Validity: “You Don’t Have Autism Because You Are Odd”

Some participants expressed that they knew what validity meant by referencing the DSM-5 workgroup and advocating for the diagnosis to be “valid and accurate.” Others used the term valid for other purposes, such as “it is not valid to have a diagnosis that caters to prejudice.” However, many participants discussed the validity—that the ASD criteria measures what it is intended to measure, ASD. Consensus among people with self-identified AD and AS diagnoses was not reached in discussions on validity. Some people felt that the new diagnosis is “too simplistic,” while others felt that it “narrows the spectrum.” A man described the potential consequences of the simplistic nature of the diagnosis:

I think they are proceeding in the wrong direction, simplifying things instead of becoming more detailed. AS is not simple. It is very, very complicated and even somewhat ambiguous at least in appearance. There are things about it that are extremely difficult to understand, and creating an apparently simpler means of dxing does nothing but make the doctors jobs easier. It does nothing for expanding the understanding of the condition.

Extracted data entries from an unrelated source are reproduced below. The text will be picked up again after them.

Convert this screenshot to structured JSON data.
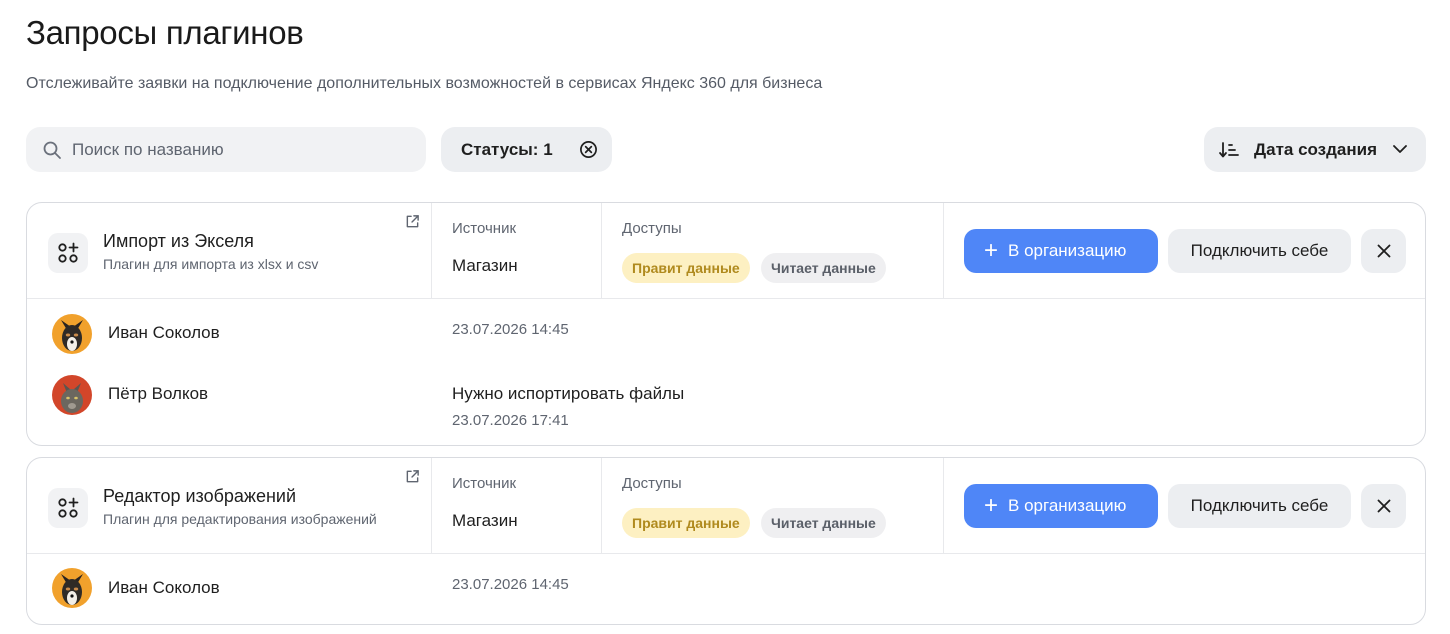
{
  "page": {
    "title": "Запросы плагинов",
    "subtitle": "Отслеживайте заявки на подключение дополнительных возможностей в сервисах Яндекс 360 для бизнеса"
  },
  "toolbar": {
    "search_placeholder": "Поиск по названию",
    "search_value": "",
    "status_filter_label": "Статусы: 1",
    "sort_label": "Дата создания"
  },
  "columns": {
    "source": "Источник",
    "permissions": "Доступы"
  },
  "actions": {
    "add_to_org": "В организацию",
    "connect_self": "Подключить себе"
  },
  "colors": {
    "primary": "#4f86f7",
    "edit_badge_bg": "#fdf0c2",
    "edit_badge_text": "#b08a1e",
    "read_badge_bg": "#efeff1"
  },
  "cards": [
    {
      "name": "Импорт из Экселя",
      "description": "Плагин для импорта из xlsx и csv",
      "source": "Магазин",
      "permissions": [
        "Правит данные",
        "Читает данные"
      ],
      "requests": [
        {
          "user": "Иван Соколов",
          "comment": "",
          "date": "23.07.2026 14:45",
          "avatar": "dog-avatar"
        },
        {
          "user": "Пётр Волков",
          "comment": "Нужно испортировать файлы",
          "date": "23.07.2026 17:41",
          "avatar": "cat-avatar"
        }
      ]
    },
    {
      "name": "Редактор изображений",
      "description": "Плагин для редактирования изображений",
      "source": "Магазин",
      "permissions": [
        "Правит данные",
        "Читает данные"
      ],
      "requests": [
        {
          "user": "Иван Соколов",
          "comment": "",
          "date": "23.07.2026 14:45",
          "avatar": "dog-avatar"
        }
      ]
    }
  ]
}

Those who felt that the diagnosis was narrowed described specific aspects of their experience of AD or AS that do not appear in the DSM-5 ASD diagnosis: “executive function issues, sensory issues, and a variety of other issues that Aspies [AS] got through.”

While some people who self-identified with AS were concerned, others were confident about meeting the criteria for ASD in the DSM-5. Some people with AS felt as though they would not fit the criteria for the diagnosis, because it did not accurately reflect their symptoms, such as opaque sensory or communication issues. A woman who self-identified with AS explained:

My social difficulties are my most significant symptom and have caused me terrible problems, but I don’t think they are very accurately described when one simply says “deficits in nonverbal and verbal communication.” That makes it sound like you have to be obviously strange or inappropriate in how you communicate socially, rather than just being lost at understanding the social dance and being left out of being able to participate in it. I think my social deficits are better explained by the current more nuanced definition of AS.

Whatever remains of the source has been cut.